A reunião será na Assembléia Legislativa de Fortaleza.
Interferência na investigação
Na última quarta-feira, a CPI Mista ouviu, em Manaus, depoimentos de mais de dez pessoas entre vítimas, testemunhas e autoridades. Durante os depoimentos, a delegada titular da Delegacia Especializada em Infância e Adolescência, Graça Silva, passou mal e teve de ser atendida por equipe médica de plantão. Durante o atendimento, a delegada revelou que estava sendo pressionada a repassar para o vice-governador do Amazonas, Omar Aziz, informações relativas a inquéritos sob a guarda da Delegacia.
A relatora da CPMI, deputada Maria do Rosário (PT-RS), prometeu analisar juntamente com a presidente, senadora Patrícia Saboya Gomes (PPS-CE), e a equipe jurídica da CPMI, medidas legais para assegurar a integridade das informações contidas nos processos. "Devemos impedir, com todos os instrumentos possíveis, que nomes, endereços e informações contidas nos processos sejam alcançados por pessoas não autorizadas pelo juiz responsável", disse a relatora, após encontro com a delegada Graça Silva.
Outros casos
Alguns fatos marcaram o trabalho da CPMI em Manaus. Um deles foi a acusação de uma garota de programa conhecida por "Leila" contra o juiz Caio Catunda e o diretor-geral do Tribunal Regional Eleitoral (TRE), Henrique Levy, que fizeram com ela passeio de barco a Parintins, com objetivos sexuais.
O outro fato destacado pela relatora foi o depoimento de Leonor Icassati, acusada de aliciamento de menores, que permaneceu calada durante os 50 minutos do seu interrogatório. Ela seguiu orientação do juiz federal Boaventura Andrade, em razão do segredo de Justiça no processo a que responde na 4ª Vara da Justiça Federal.
O depoimento do empresário Fernando Salignac, proprietário da "By Salignac Models", também chamou a atenção. Durante todo seu testemunho, ele rejeitou as acusações de agenciamento de modelos para fins de comércio sexual afirmando que "essas atividades são totalmente contra seus princípios e essas acusações me doem". Durante seu depoimento, transmitido ao vivo pela TV Assembléia do Amazonas, o legislativo estadual recebeu dezenas de telefonemas que acusavam Salignac de agenciador de programas de sexo com meninas que são entregues a turistas em hotéis luxuosos da cidade.

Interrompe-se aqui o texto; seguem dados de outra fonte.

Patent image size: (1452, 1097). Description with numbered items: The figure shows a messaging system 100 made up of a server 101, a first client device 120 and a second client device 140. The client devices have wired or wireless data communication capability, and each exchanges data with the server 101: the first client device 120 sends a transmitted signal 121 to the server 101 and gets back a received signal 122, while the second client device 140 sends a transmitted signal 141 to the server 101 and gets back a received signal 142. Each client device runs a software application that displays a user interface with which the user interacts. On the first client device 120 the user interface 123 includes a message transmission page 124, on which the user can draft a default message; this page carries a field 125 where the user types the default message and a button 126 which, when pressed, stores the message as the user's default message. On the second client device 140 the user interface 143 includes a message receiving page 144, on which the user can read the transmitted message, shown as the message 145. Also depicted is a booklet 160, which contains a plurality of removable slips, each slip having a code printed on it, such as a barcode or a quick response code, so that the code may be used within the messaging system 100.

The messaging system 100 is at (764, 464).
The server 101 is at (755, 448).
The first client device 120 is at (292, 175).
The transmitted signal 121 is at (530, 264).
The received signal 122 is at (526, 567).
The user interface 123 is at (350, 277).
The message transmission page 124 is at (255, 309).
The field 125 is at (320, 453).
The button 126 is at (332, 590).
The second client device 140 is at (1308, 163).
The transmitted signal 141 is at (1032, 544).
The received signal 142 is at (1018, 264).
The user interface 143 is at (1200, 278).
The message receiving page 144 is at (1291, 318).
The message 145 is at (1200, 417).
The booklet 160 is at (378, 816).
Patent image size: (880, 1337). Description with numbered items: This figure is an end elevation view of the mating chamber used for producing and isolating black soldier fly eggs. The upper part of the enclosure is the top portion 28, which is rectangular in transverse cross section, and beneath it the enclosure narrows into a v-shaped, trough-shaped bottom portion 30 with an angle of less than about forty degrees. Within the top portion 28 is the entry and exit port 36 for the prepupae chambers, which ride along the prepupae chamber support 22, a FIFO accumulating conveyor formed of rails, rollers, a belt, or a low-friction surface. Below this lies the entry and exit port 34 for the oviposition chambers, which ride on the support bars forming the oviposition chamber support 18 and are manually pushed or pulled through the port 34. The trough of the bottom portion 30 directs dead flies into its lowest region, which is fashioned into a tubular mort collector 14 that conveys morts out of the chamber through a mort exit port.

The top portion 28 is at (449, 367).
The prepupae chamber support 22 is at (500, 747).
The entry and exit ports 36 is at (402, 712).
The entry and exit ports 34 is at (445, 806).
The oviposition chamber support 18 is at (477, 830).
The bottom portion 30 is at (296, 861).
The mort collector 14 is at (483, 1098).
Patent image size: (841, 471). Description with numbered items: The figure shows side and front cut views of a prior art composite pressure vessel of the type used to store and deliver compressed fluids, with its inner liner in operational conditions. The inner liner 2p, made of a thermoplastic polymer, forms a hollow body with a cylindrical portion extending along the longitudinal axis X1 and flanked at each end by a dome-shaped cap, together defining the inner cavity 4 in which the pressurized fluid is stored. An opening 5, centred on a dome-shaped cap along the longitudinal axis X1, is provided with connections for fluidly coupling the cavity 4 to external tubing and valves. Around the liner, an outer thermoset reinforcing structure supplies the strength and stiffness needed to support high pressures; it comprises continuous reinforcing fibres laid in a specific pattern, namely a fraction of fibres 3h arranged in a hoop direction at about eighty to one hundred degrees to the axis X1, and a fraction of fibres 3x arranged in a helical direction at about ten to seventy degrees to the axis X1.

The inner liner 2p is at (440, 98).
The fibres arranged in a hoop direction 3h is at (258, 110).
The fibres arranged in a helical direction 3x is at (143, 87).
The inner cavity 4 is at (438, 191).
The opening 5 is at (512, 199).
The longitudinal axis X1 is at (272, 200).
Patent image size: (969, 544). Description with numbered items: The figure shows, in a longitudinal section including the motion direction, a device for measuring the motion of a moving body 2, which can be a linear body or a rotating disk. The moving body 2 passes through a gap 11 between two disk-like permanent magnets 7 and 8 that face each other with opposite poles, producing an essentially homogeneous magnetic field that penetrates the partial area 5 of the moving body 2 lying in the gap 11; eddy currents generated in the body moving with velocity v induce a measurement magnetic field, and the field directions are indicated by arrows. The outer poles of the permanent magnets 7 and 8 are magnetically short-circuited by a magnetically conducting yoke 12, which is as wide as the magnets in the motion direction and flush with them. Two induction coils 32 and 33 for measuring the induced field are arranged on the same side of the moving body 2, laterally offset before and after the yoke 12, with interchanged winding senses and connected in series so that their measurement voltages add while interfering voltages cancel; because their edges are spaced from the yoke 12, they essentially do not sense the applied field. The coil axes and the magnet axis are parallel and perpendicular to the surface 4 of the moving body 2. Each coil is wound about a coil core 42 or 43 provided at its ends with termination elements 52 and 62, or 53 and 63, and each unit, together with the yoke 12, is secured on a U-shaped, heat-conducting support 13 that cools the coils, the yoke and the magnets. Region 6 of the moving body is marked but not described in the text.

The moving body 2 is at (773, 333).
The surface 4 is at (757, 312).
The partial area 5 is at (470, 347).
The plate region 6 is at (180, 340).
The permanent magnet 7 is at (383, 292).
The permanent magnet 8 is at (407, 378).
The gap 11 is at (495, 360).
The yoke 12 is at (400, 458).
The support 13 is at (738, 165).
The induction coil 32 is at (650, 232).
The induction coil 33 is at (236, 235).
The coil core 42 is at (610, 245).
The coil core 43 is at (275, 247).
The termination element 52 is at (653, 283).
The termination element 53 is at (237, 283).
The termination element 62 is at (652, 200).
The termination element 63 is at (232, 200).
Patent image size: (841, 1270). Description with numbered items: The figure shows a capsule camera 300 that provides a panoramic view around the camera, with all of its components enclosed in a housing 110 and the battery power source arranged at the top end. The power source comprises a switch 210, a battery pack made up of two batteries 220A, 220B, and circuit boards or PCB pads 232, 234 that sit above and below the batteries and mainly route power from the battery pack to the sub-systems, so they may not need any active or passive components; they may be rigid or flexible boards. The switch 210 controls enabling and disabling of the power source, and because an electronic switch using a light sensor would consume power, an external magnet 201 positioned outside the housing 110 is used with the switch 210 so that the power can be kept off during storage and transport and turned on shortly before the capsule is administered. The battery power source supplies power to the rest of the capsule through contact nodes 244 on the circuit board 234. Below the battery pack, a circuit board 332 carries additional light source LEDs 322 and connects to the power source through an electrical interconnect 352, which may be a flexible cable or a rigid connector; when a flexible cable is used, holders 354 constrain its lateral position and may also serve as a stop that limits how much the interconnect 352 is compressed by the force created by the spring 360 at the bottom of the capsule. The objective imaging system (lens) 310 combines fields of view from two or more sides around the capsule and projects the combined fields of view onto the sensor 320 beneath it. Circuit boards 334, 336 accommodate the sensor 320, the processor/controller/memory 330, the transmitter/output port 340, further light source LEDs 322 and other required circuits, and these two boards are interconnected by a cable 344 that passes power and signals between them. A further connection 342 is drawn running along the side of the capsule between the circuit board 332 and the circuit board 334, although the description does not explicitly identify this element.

Logo após o depoimento do empresário, uma outra vítima, de codinome "Helena", confirmou que Fernando Salignac "agenciou programas para luxuosos hotéis em Manaus a preços que giravam em torno de mil dólares por noite". Segundo a vítima, que hoje tem mais de 18 anos, os clientes indicados de Salignac eram "coreanos e americanos, empresários e políticos de outros estados".
Além da relatora Maria do Rosário e da presidente em exercício da CPMI, deputada Thelma de Oliveira (PSDB-MT), participaram da audiência pública em Manaus os deputados Luiz Couto (PT-PB), Ann Pontes (PMDB-PA) e Sueli Campos (PP-RR).
Relatório final
Maria do Rosário apresentará o relatório final no dia 15 de junho.
A relatora vai propor modificações na legislação para punir com mais rigor os agenciadores de menores para a prática da prostituição. O relatório também exigirá uma ação mais firme da polícia para desbaratar as 241 rotas da prostituição utilizadas pelo crime organizado.